Attakorah Samuel

Company: Carolina University

Position: Precision Agriculture Data Scientist

Expert Summary

Samuel Attakorah is a Precision Agriculture Data Scientist with expertise in machine learning and data analytics. They have worked on projects optimizing crop yields using models like Random Forest and LSTM, addressing climate change and sustainable farming. A participant in the "Future Crop Challenge" on Kaggle, Samuel leverages AI to support agricultural decision-making. They have also contributed to agricultural research initiatives, advancing precision agriculture through data-driven solutions.


Publications

https://scholar.google.com/citations?view_op=list_works&hl=en&hl=en&user=fO9VxXkAAAAJ



Education

Master of Science in Data Science


Experience

 

Forum for Agricultural Research for Development – Knowledge Management / Frontend Developer

At the Forum for Agricultural Research in Africa (FARA), Samuel Attakorah contributed significantly to agricultural research and knowledge management across the African continent. They revamped various platforms, including a gender-sensitive database for farmer registration and an e-library, enhancing user engagement and accessibility. Their work at FARA supported the coordination of agricultural research, focusing on transforming Africa into a sustainable knowledge society.

Research Assistant – Carolina University 
As a Research Assistant, Samuel Attakorah utilized Python, PySpark, and Databricks to analyze Google Play Store data and trained machine learning algorithms to predict cancer types with over 92% accuracy. This experience solidified their expertise in data analytics and machine learning, laying the groundwork for their future endeavors in precision agriculture.

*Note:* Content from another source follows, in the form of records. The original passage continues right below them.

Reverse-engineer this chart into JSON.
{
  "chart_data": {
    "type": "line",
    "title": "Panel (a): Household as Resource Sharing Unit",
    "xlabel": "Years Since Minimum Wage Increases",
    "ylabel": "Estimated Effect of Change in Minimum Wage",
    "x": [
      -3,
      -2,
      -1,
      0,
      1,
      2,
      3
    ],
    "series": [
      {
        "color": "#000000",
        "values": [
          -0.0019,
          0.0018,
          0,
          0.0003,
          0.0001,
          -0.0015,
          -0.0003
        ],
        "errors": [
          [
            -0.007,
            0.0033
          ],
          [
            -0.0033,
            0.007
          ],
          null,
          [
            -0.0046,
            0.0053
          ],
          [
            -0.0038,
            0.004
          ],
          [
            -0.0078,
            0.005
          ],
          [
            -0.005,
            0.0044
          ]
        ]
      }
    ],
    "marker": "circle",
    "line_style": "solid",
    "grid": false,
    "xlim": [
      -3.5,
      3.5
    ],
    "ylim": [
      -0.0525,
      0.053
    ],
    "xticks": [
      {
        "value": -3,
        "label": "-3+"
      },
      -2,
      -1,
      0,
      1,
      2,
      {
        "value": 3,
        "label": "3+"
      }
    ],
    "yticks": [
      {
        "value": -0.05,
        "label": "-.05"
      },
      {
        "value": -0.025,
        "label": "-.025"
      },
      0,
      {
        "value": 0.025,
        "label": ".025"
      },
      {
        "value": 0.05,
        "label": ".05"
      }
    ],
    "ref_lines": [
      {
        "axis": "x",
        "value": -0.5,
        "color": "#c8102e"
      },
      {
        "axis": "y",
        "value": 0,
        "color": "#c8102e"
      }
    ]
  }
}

Post-Graduate Work – Plant Disease Detection System
After completing his studies, Samuel Attakorah worked on developing a machine learning-based plant disease detection system. Using image processing and AI models, they accurately identified plant diseases, supporting farmers in early disease detection and efficient crop management. This project further demonstrates his commitment to advancing precision agriculture through innovative technology.